Memories of events and misadventures are happening more frequently as I pour over thousands of slides from my analog era. I recently came across several plastic boxes of transparencies marked “Greece, Island of Patmos.” I had been hired to shoot a documentary on the Apostle John which took me on a large plane from L.A. to Athens, then a smaller plane to the city of Thessaloniki and finally a ten-hour hydrofoil to the tiny island of Patmos.

The backstory on the Apostle John is that he was one of the twelve disciples who followed Jesus during His earthly ministry. In 95 A.D. John was banished by the Roman authorities to the island of Patmos, but not before being thrown into a cauldron of boiling oil where he miraculously survived. The story goes that after witnessing this mind-boggling event the entire Coliseum converted to Christianity immediately. Deep in a cavern on Patmos, John had a profound and disturbing vision. It was the vision of the world to come and wrote the 27th and final chapter of the Holy Bible known as the Book of Revelation.

The first time I realized the connections between the island of Patmos, the Apostle John and the Book of Revelations was in a Baptist church in Dothan, Alabama. How did I end up as the only white guy in an all black church on a Saturday night? I was invited as a result of a near collision with three well-dressed black men. Half naked and soaking wet, I darted from the motel pool to my room when the four of us meet head-on as I rounded a corner. Skidding to a stop, I quickly made an apology and wrapped the towel around my waist. Each of the gentlemen held tattered bibles with gold print on the leather covers. They were preachers in Dothan for a revival at a local Baptist church. I surprised myself by asking if I could attend the revival and to my good fortune they said yes.

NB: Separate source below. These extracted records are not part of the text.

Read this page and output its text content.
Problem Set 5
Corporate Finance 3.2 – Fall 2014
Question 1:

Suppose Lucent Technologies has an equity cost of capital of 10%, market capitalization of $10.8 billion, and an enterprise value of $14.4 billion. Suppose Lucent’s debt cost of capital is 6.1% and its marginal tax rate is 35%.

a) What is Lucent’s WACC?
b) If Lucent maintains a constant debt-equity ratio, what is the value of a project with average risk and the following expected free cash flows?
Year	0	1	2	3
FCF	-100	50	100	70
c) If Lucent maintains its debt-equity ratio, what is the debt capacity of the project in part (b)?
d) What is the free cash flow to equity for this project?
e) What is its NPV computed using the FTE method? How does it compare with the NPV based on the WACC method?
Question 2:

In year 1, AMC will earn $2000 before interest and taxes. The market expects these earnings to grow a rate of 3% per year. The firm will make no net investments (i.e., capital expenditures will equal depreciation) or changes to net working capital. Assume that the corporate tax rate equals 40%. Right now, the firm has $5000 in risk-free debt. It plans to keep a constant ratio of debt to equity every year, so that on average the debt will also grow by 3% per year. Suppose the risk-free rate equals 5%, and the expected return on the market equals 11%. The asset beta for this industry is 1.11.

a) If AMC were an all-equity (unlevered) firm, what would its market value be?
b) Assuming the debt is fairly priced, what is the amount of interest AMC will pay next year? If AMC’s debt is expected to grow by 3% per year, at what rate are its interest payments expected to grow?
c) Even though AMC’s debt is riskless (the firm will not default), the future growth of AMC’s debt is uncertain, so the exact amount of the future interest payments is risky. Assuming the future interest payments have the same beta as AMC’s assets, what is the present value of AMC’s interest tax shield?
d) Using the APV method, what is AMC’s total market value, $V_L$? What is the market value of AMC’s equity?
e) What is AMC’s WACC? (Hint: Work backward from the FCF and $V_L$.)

For those who don’t know, “whooping” (pronounced hooping) is a celebratory style of preaching that pastors typically use to make sure the congregation can feel his sermon. In many ways, it is nothing short of a biblical opera performed by the man at the pulpit. His overture usually starts with a calm, reflective introduction to a topic such as temptation or adultery and magically transforms the characters from the bible into another misguided member of his personal flock. The tempo begins its steady rise as the pastor plays out the roles on stage. There is constant pacing back and forth from the podium as his voice slips into a falsetto that bellows out over the church’s speaker system. The pastor is accompanied with interludes from the organist and shouts of holy affirmations from those in the pews. Wiping his brow with his white handkerchief, then waving it high into the air as if surrendering to the Lord, he then bellows out his crescendo.“ We all can make our own Patmos!” he shouts, “just as the Apostle John was sentence to the island of Patmos by the Romans”. The minister pauses for a good 30 seconds as the assembled worshippers sit silently in their seats.Then, in the finale the pastor whispers “We too can sentence ourselves to our own island of Patmos.”

While the Apostle John was destined to write about the apocalypse over 2,000 years ago, Nicholas Negroponte currently writes about a brighter and a more enlighten world through technology. Mr. Negroponte is one of the early disciples of computer technology and Chairman Emeritus of Massachusetts Institute of Technology’s Media Lab. He is also the progressive founder of the One Laptop per Child Foundation which aims to provide each child with a rugged, low-cost, low-power, connected laptop. He believes that with access to the computer, children are more engaged in their own education.

For over 25 years, Mr. Negroponte and his wife have had a home on Patmos and have selflessly provided the island’s 3,000 plus residents with free wireless broadband web access. In spite of being isolated on the eastern borderline of the Aegean Sea and being the northernmost island of the Dodecanese island group, the world is only a key-stroke away for the citizens of this remote and rocky island. Unfortunately, the Negroponte’s were not home when I was there, but I did manage to invite myself to a Greek Orthodox wedding.

Greek Orthodox weddings are always on Sunday. They aren’t performed after Easter and Christmas, nor during periods of fasting or the day preceding a Holy Day. Vows aren’t exchanged since marriage is considered a union between two people in love, not a contractual agreement. Wedding bands are traditionally worn on the right hand, not the left. The bride may throw a pomegranate instead of the bouquet (duck if you’ve had too many uzos). The many seeds of the pomegranate symbolize the fertile possibilities between the two young lovers. At the reception, plates are broken on the dance floor (or some other hard surface) for good luck. A member of the immediate family begins and others quickly join in with much yelling and laughing as the plates shatter.

Patmos covers only 34 square kilometers (13.1 sq. miles) with its greatest length of about 25 kilometers (9.6 miles). For such an isolated little island, the poet Peter Porter said it best in his poem “Saint John on Patmos”: “For the right visions you need a desert or an island.”